While twenty-seven-year-old Nonie is supervising her niece as she plays on a tire swing, Noreen falls off and breaks her arm. The accident—which Nonie blames herself for—sends Nonie into a tailspin. Already unstable and off her meds, she dies by suicide.
With anxiety, Ruth watches her daughter Noreen constantly for signs that her child might share more than unruly curls with Nonie. In earlier generations, other family members also died by suicide. Will her daughter inherit Nonie’s mental illness? Ruth makes Noreen promise if things get scary and awful, she will always remember she is “strong enough to make the next day better.”
Years later, Noreen is still trying to understand why her beloved aunt hung herself: Was there “Something that drowned out everything around her? So she couldn’t even think of how much it would hurt us to lose her?” Of all her family, Noreen was closest to her aunt:
“As it is, Noreen’s Nonie never has to exist as anything but that magical, whimsical person who loved her best in the world. Even if she also hurt her the most. The space she’d filled had been so vast, Noreen’s never managed to fill it back up.”
She thinks about how “joy rides on the back of sorrow. You have to feel both to feel either.”
The author does a masterful job setting up a contrast between Noreen’s only childhood friend, Claudia, and her adult friend, Lizbeth. Despite Claudia’s cruelty, Noreen believes she is different from the other kids—loveable—and puts up with whatever Claudia dishes out. Lizbeth, however, shows Noreen kindness. Unlike her aunt, Noreen is capable of forming strong relationships.
Yet Noreen’s relationship with her husband George is troubling. In some ways, they are alike, both on the outside looking in, never quite belonging. But George is needy and selfish, isolating her out in the countryside without a car. Most of the time, Noreen takes “what she can get in place of what she wants” in her marriage. She adores her daughter Evie and is such a wonderful, playful mother, that readers will realize Noreen is going to turn out okay. She is not her aunt. Still, entertaining a toddler is not enough to fulfill an intelligent woman’s life day in and day out. She needs adult company:
“The balance of the time, though, it’s just Noreen and Evie and the rolling hills, the wide sky, the lonely trees, while George gets the car, his life and work beyond the, plus the hours of solitude his commute provides.”
Noreen is stronger than she thinks, and the novel’s surprise ending leaves hope that she will find a way to grab what she needs from life.
Hesler’s writing is pitch perfect and imaginative, which especially sparkles in Noreen’s inner thoughts:
“Outside, the real sunshine shifts patches of tree shadows around the yard, and it occurs to Noreen for the first time how heavy shadows must be.
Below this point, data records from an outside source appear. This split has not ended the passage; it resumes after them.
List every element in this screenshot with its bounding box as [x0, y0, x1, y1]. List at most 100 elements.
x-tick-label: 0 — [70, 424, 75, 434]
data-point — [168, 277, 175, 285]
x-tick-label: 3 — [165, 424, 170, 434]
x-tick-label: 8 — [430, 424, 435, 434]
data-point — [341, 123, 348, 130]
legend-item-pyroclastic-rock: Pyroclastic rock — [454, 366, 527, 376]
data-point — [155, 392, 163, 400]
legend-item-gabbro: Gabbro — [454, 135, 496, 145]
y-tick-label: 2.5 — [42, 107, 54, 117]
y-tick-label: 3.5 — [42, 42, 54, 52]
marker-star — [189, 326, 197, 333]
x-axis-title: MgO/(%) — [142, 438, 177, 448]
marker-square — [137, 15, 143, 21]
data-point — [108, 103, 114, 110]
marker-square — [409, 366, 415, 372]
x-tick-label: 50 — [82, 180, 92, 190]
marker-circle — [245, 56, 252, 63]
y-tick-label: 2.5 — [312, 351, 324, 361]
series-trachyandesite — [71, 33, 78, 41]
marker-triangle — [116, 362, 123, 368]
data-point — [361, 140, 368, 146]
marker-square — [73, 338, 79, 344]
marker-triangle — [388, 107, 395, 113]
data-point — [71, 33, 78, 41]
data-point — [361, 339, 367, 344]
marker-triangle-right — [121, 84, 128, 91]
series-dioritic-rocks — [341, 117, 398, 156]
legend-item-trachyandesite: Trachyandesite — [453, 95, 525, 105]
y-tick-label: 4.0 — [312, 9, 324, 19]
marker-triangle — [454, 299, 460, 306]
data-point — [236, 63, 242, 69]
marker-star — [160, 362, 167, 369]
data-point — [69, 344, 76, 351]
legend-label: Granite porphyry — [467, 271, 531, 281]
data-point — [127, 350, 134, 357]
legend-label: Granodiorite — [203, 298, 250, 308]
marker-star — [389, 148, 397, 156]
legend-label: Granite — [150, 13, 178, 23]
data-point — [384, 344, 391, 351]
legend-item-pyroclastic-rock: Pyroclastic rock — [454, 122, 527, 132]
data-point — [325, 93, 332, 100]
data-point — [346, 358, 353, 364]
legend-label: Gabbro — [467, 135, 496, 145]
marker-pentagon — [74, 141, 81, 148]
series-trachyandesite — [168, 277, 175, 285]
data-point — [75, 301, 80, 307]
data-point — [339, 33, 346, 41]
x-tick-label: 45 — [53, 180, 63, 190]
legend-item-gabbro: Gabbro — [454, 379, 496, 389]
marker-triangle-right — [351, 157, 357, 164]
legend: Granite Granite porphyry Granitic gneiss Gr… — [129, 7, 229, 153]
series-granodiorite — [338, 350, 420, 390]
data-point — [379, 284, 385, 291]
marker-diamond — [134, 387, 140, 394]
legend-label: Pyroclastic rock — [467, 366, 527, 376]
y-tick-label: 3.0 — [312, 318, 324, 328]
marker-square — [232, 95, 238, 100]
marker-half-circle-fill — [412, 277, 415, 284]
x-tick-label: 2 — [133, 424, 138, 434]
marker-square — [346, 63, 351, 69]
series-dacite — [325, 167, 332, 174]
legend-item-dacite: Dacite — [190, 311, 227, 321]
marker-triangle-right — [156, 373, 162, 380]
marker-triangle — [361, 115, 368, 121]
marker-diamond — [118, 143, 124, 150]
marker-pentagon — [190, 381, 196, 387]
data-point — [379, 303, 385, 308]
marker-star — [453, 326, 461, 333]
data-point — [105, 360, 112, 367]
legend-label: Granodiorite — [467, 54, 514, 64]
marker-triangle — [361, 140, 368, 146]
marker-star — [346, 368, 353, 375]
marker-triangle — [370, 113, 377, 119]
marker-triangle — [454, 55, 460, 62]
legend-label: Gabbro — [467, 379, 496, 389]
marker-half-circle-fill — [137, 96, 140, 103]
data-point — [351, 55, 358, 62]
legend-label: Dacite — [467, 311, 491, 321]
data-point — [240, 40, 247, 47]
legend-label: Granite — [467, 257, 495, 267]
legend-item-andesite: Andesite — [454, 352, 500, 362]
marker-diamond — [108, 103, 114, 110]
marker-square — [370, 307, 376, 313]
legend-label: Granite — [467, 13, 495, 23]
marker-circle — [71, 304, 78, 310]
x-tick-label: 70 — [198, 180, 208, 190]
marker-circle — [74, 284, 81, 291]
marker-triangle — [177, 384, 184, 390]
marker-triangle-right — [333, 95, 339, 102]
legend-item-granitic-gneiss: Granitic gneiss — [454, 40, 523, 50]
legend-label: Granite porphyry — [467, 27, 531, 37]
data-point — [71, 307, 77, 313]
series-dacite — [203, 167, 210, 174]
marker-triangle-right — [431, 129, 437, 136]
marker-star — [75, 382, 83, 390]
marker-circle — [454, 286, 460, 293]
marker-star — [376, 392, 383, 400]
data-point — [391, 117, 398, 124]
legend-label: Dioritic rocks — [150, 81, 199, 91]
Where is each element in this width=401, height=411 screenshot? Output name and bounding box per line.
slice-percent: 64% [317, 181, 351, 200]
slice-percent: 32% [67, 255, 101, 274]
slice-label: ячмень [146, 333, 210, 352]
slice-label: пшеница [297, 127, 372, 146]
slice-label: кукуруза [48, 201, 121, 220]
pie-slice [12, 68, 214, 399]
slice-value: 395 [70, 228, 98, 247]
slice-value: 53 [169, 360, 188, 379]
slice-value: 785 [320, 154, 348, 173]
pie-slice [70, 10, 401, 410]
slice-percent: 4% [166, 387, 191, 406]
How hard to move around. How tired the sun must get from all that work.”
Those are lines to savor. To send you outside to commune with the sun, the trees, the sky. To explore the oft overlooked shadows.
For its insights into mental health and complex family dynamics, Without You Here is a story to treasure.
Jody Hobbs Hesler grew up between suburban Richmond, Virginia, and the mountains outside Winchester, Virginia. Experiences of both regions flavor her writing. Her fiction, nonfiction and journalism has been featured in many publications and literary magazines. She teaches at WriterHouse in Charlottesville, Virginia and writes for The Los Angeles Review.